To show one more aspect, if you think about an application where different users each have their own database - it's not necessary to separate data by separation of files, your application can put data of multiple users into one general database and filter the access to data belonging to each usser.
Another line of thinking may be you want to create databases like other applications create documents. A scenario where users usually decide where to store their documents within the directories. One thing that speaks against the user specifying where to store some database or table is, that when using this idea a user will usually want to be able to go to such a directory, double click a "document", which in your case is a dbf or dbc, and then your application should be associated with these file extensions, dbf or dbc. But that makes thee file extensions unavailable to any oother foxpro applicatios, so that's a bad idea. Even though it is technically possible to let a doubleclick on some dbf or dbc file start your application, what should other Foxpro applications do, that also want to associate their data with their application, and it's like having multiple image painting applications each wanting to associate image file extensions to themselves.

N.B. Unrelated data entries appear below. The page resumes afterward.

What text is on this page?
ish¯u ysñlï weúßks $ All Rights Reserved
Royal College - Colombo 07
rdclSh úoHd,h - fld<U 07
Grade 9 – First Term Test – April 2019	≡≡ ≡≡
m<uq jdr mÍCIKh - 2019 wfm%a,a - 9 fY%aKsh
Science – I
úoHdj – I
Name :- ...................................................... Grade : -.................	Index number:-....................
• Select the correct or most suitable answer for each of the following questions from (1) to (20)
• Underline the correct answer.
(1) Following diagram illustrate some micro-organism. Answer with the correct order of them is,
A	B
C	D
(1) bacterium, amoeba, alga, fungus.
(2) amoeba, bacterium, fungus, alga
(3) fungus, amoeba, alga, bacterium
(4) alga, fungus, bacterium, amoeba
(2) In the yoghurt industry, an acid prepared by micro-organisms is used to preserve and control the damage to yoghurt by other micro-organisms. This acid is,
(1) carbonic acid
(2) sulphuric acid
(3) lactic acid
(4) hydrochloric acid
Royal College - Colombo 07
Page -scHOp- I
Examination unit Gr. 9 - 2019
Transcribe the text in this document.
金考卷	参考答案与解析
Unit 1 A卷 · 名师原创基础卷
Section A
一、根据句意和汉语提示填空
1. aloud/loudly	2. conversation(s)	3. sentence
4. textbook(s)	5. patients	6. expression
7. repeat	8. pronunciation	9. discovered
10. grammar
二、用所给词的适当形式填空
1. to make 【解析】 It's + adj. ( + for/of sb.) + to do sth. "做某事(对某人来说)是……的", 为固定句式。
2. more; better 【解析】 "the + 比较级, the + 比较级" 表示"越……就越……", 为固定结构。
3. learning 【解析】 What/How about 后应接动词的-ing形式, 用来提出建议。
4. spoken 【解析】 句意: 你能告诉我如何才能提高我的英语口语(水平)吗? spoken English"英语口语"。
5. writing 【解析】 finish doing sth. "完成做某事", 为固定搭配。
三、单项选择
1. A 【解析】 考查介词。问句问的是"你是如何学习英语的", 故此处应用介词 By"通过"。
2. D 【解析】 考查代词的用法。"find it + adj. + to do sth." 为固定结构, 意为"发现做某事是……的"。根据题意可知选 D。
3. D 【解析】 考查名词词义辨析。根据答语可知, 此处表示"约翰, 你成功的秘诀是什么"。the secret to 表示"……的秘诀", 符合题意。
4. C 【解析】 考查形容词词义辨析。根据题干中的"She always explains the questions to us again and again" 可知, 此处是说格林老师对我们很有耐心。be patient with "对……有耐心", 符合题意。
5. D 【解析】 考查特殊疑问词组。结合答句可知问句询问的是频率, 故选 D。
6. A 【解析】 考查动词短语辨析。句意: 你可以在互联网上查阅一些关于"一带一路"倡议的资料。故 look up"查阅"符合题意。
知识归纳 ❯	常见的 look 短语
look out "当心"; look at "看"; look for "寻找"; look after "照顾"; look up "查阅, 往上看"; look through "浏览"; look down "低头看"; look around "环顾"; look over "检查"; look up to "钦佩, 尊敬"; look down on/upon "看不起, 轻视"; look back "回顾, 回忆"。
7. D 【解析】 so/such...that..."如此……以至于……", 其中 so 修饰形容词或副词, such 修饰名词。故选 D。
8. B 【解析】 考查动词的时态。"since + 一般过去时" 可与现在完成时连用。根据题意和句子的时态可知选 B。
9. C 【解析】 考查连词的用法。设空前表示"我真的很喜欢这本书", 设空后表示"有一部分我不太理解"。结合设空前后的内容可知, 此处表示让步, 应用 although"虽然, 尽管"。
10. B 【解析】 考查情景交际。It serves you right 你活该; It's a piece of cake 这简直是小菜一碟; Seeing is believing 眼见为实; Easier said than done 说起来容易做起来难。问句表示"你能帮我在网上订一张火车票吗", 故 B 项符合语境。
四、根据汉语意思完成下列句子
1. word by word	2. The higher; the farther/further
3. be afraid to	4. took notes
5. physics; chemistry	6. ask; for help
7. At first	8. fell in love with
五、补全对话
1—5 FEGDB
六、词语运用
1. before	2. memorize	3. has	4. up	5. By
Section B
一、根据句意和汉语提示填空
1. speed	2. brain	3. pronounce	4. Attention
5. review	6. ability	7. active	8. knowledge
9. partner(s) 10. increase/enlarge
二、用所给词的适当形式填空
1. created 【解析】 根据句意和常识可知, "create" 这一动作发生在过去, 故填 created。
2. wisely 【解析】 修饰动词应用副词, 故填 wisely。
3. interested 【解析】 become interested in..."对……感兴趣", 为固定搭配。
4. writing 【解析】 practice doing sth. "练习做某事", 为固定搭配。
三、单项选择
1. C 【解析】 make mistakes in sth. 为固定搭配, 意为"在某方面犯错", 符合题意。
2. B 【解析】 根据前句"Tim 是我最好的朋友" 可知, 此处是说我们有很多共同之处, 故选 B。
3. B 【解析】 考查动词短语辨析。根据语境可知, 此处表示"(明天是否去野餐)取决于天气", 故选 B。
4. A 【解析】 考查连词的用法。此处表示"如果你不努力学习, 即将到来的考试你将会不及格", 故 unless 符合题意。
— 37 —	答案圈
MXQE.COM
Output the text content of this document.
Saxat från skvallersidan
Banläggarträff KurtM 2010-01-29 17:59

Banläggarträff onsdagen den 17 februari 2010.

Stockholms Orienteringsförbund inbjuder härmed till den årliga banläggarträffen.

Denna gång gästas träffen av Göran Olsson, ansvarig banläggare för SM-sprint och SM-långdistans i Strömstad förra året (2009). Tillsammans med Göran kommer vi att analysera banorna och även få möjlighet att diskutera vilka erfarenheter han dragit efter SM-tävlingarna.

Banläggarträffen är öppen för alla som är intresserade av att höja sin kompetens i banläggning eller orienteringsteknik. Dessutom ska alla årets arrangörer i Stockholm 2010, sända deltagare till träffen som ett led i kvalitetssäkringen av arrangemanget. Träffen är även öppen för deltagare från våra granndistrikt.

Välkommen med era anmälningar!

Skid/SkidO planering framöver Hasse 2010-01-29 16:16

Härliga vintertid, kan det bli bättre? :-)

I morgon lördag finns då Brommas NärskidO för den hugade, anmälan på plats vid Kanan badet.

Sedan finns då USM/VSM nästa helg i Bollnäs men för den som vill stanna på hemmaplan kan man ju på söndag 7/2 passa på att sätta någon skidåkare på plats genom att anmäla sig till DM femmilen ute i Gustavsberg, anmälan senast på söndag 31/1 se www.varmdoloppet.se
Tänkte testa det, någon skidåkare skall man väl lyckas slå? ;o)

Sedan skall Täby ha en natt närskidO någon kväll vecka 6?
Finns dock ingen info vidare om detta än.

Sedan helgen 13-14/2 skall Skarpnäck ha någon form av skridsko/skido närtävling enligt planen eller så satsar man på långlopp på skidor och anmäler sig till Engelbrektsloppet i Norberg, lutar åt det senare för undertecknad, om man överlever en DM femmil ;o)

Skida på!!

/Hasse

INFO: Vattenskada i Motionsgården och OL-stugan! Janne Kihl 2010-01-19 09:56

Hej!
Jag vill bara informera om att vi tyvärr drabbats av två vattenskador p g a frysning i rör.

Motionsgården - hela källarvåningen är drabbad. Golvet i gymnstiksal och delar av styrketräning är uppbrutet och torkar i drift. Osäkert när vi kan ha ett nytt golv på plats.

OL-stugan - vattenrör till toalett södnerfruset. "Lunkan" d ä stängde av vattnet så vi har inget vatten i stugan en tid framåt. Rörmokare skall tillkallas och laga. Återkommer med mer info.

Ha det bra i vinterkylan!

With a databse application you expicitly have the chance to hide this location of files from users. When you also take care of backups, then you make it easier for users, they don't need to know where their data goes. I don't want to narrow your ideas, though, do as you like, just think about whther it really is necessary or good or which strategy to go about data is better.
One more piece of knowledge here is that you can determine where some special folders are, like a windows users documents folder for their single user databases or directoreis for all users in case your application should handle data for mutiple users. Last not least applications that will have a shared database not only for multiple users/user accounts on one (home) PC, but for multiple users of a company, in something called a share, conceptually a server side directory all workstations can access.
So that's one aspect to think about when you start programming an application. Should data be separate per user? Is it a single PC application stopring data locally, again per user or for all users? Or is it an application needing a central databse. It could even be in different offices around the world and then need databses on the internet. Which would also be something you wouldn't let the user decide but prepare for him automatically. You would rather host a database server like MySQL and access that, DBFs on the internet are less of a usual scenario, even for FoxPro applications, though there is one sample scenario for that, too, if you program a website that runs on the basis of VFP code and has a local database (from the point of view of the application) and the accessibility ofd a website through the internet makes this local database a central worldwide databse for every user.
One thing is very common in all these scenarios: The user wil know what application to start, but won't need to know where the data is. That's usually considered an advantage of database applications in comparison to applications working on (binary) documents or other files, like images. And the inconvenience to need to know where files are also led to the introduction of a users documents folder in Windows, in the end, and the Downlaods, Videos, Muisc, Pictures special folders. So there already is a bse structuring of where which type of files or data goes.